What is imperative for community oncologists to learn from this discussion?
What I hope they take away is what should be a rational, reasonable way to manage patients in the frontline setting with CLL. For example, [there are] patients who have a 17p deletion. They shouldn’t be treated unless they have an indication for treatment; when they get treated, they should get ibrutinib as their first treatment. They should not get chemotherapy. We should stay away from chemotherapy for patients who have 17p deletion. For patients who have a mutated V gene, are young and fit and can tolerate FCR, FCR would be the indicated treatment for those patients.
The other group of patients is elderly, over 65 years of age, or younger with an unmutated V gene. For that big group, we are trying to minimize exposure to chemotherapy and use the treatments that are less toxic early on to manage the disease and save chemotherapy and chemoimmunotherapy for later. This is because we like to avoid the side effects that we get with it, as well as the long-term negative effects that we get—such as secondary malignancies and secondary acute myeloid leukemia and risk for Richter’s transformation.
Are there any ongoing studies in this space that you are excited about?
We have a study that we are enrolling right now that I’m very excited about. It’s a combination of ibrutinib plus venetoclax. We have 2 cohorts for that trial. We have a previously untreated patient cohort, and we have a cohort for relapsed patients. I’m excited about that combination because, clinically, it makes very good sense. Ibrutinib’s major talent is in controlling the disease and shrinking lymph nodes. It’s less effective at eliminating disease from the bone marrow and from the blood.
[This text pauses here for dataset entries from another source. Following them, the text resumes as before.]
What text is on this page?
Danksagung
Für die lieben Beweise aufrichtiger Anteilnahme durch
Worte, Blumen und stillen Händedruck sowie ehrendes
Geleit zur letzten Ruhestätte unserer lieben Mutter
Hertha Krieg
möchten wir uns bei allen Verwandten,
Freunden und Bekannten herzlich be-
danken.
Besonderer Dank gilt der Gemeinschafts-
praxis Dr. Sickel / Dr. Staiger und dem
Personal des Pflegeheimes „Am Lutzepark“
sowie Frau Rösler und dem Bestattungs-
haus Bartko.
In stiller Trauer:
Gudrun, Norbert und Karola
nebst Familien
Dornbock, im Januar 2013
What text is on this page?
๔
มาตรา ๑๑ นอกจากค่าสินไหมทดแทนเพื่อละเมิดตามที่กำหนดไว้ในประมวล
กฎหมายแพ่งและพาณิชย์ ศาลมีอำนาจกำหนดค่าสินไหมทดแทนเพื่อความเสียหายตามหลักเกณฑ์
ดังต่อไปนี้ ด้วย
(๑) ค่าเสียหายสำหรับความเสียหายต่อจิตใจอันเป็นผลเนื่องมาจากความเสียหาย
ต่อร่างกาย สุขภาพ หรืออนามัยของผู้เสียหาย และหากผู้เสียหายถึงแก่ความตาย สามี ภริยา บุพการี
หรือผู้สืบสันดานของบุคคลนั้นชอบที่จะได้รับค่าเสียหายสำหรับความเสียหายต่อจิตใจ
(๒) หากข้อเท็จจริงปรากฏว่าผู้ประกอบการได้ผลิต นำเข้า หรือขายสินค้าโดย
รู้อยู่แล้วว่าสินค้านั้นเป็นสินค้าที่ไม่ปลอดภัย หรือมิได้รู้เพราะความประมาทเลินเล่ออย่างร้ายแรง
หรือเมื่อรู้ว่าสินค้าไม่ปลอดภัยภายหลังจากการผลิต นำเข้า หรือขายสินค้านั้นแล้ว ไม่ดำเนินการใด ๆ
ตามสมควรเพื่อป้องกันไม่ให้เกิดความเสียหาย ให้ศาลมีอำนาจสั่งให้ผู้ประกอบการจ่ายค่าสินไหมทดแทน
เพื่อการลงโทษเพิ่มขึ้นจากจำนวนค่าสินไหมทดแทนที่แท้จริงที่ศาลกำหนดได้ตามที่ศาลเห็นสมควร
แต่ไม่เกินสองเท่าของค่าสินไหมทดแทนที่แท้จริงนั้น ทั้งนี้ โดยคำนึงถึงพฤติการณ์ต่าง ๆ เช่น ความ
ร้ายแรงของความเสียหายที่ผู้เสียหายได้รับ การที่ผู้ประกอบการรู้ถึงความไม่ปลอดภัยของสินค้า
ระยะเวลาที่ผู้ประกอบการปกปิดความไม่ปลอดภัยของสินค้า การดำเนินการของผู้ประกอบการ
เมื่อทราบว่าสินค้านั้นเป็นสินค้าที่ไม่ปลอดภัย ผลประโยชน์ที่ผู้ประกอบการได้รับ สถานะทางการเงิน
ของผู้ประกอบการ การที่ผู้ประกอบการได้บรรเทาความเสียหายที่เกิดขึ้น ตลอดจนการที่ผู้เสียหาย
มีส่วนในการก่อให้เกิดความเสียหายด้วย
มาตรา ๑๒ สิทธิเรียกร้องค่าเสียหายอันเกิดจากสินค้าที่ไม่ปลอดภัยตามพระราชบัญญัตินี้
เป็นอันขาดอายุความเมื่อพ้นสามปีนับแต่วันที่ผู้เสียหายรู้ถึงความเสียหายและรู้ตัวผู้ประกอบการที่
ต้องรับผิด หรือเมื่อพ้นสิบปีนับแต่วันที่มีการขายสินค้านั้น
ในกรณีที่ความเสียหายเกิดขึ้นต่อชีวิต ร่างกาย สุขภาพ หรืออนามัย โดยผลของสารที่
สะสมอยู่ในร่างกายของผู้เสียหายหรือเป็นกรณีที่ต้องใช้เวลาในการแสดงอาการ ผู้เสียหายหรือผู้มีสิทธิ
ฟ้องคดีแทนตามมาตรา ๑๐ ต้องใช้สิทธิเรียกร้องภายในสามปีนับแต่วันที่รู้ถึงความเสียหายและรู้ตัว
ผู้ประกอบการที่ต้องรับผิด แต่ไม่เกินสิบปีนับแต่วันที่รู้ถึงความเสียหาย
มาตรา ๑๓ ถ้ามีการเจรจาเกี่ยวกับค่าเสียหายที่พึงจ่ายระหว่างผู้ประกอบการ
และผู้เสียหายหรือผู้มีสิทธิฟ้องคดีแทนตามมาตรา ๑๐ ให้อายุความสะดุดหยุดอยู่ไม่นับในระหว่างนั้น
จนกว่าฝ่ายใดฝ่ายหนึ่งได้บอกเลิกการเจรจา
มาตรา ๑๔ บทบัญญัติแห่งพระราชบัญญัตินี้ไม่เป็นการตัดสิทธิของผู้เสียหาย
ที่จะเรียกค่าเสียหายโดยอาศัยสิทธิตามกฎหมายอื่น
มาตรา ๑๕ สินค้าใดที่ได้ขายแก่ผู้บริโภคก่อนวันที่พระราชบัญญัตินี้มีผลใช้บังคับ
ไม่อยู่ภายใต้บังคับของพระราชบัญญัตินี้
On the other hand, venetoclax is highly effective at eliminating disease from the blood and the bone marrow. That combination is going to be particularly important and highly effective, and it’s obviously an oral combination. Those 2 drugs are given orally and we will see significant benefit from that combination.
What are some of the remaining challenges in CLL?
Well, 1 challenge is the need for continuous treatment. If patients go on to 1 of the small molecule inhibitors, they have excellent disease control, but they still have measurable disease. Most of them just achieve a partial remission. Now partial remission is good, but they still have measurable disease. Moreover, if you stop the medicines, the disease will just grow. Therefore, you can’t stop the medicine for ibrutinib or idelalisib (Zydelig), etcetera. Patients have to stay on those medicines.
What we are working toward now is sequencing the drugs or combinations that will allow eventually for a treatment-free period, or treatment-free interval. That is a need.
Another big need that we are starting to work on is the fact that these patients have a very dysregulated immune system. They’re at increased risk for infections and for other cancers, and so we need to develop strategies and treatments that correct their immune system and allow it to work properly so they don’t get these infections and second cancers.
What other agents are in development?
The CAR [chimeric antigen receptor] T-cell trial is something we are very interested and excited about. There’s a CD19-targeted CAR therapy that has been used and is in development for acute lymphoblastic leukemia, as well as for non-Hodgkin lymphoma. There will be trials hopefully opening soon for CLL. I am excited about that strategy as an immune-based method for patients with CLL.
Then, there are also the checkpoint inhibitors. These are antibodies that activate the immune system. We are doing a trial also with nivolumab (Opdivo) and ibrutinib as a combination to treat the leukemia, and we’re also looking at correction or normalization of the immune system for those patients on that treatment.